Right after the IL-76 landed securely on Hulhule island, the Indian troops immediately crossed over to Malé and restored the government and the local administration, and by 02:10 am on 4th November the beleaguered President Gayoom was rescued and safely moved back to the official residence. The remaining troops arrived on AN-32s and on Naval ships. With that, Operation Cactus's set agenda – a) to safely rescue President Maumoon Abdul Gayoom; b) and to reinstate the government’s control over the capital city of Malé, was achieved. But to everyone’s surprise, there was still more to come.
Concise map of Operation Cactus Source: Salute Magazine
Battle Op on the High Seas
While the drama on Maldivian lands was only simmering down, the ringleader, Luthufi extended the battlefield to the high seas. As soon as they got the knowledge of India's military presence in Maldives, and in order to escape their wrath, the militants led by Luthufi boarded a merchant vessel MV Progress Light with about 27 hostages and took off for, what was later established, to be the Sri Lankan waters. The hostage situation on board MV Progress Light, made it a grossly sensitive chase and rescue operation for the Indian Navy. Unable to openly attack the vessel in fear of hitting a hostage, Indian Armed Forces on board INS Betwa decided to rather tail the fleeing ship. INS Godavari and INS Tir also joined the fray. Even the diplomatic initiatives by the PLOTE's leader sitting in Sri Lanka, Uma Maheswaran reached an impasse. The now enraged and desperate rebels on Progress Light shot a hostage and threw the body in the waters to make a point and force the Indian Navy to back off. This tactic to budge the Indian Navy off their shoulders obviously failed and the navy fired rounds till the vessel could no longer sustain afloat. The Indian naval force rescued the hostages using lifeboats while the rebels winding Luthufi pleaded their surrender, before MV Progress Light sank entirely on 7th November.
Abdullah Luthufi on board INS Godavari after his surrender on 6th November 1988
On board INS Godavari, the rescued hostages were tended to by the medical Corp of the Indian Task Force while the rebels were apprehended to be sent back to Maldives for their trial.
With a huge sigh of relief, the head of states of both countries exchanged calls, appreciation and gratitude was returned by one, future assurance of the same and a promise of friendship by another.
Indian Armed Forces captured the rebels of coup ďétat in Maldives 1988 Source: Twitter
India’s efforts for security and stability in the Indian Ocean attracted substantial international praise and media attention alike.
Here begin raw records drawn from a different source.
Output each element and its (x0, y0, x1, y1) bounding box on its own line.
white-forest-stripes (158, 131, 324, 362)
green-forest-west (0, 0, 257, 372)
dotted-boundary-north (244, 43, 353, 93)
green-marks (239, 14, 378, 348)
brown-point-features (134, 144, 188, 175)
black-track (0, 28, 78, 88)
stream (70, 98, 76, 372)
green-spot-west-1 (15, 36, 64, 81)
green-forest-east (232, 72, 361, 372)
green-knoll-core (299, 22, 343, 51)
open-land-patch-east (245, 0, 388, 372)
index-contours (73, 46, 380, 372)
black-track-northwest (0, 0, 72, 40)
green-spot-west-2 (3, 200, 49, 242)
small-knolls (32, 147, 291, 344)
Operation Cactus’s spectacular victory and surgical accuracy allowed India to emerge as a natural leader and a bona fide model of ‘net stability provider’ in the immediate region. It also laid an extensive foundation for India and Maldives' security and defence understanding to grow manifolds in the years to come. Before the mid-1980s India's defence expenditure was primarily spent for internal and border security only. But, Operation Cactus's unpredictable and exceptional success worked as a catalyst to spend and invest in defence and strategic interests beyond our borders, too.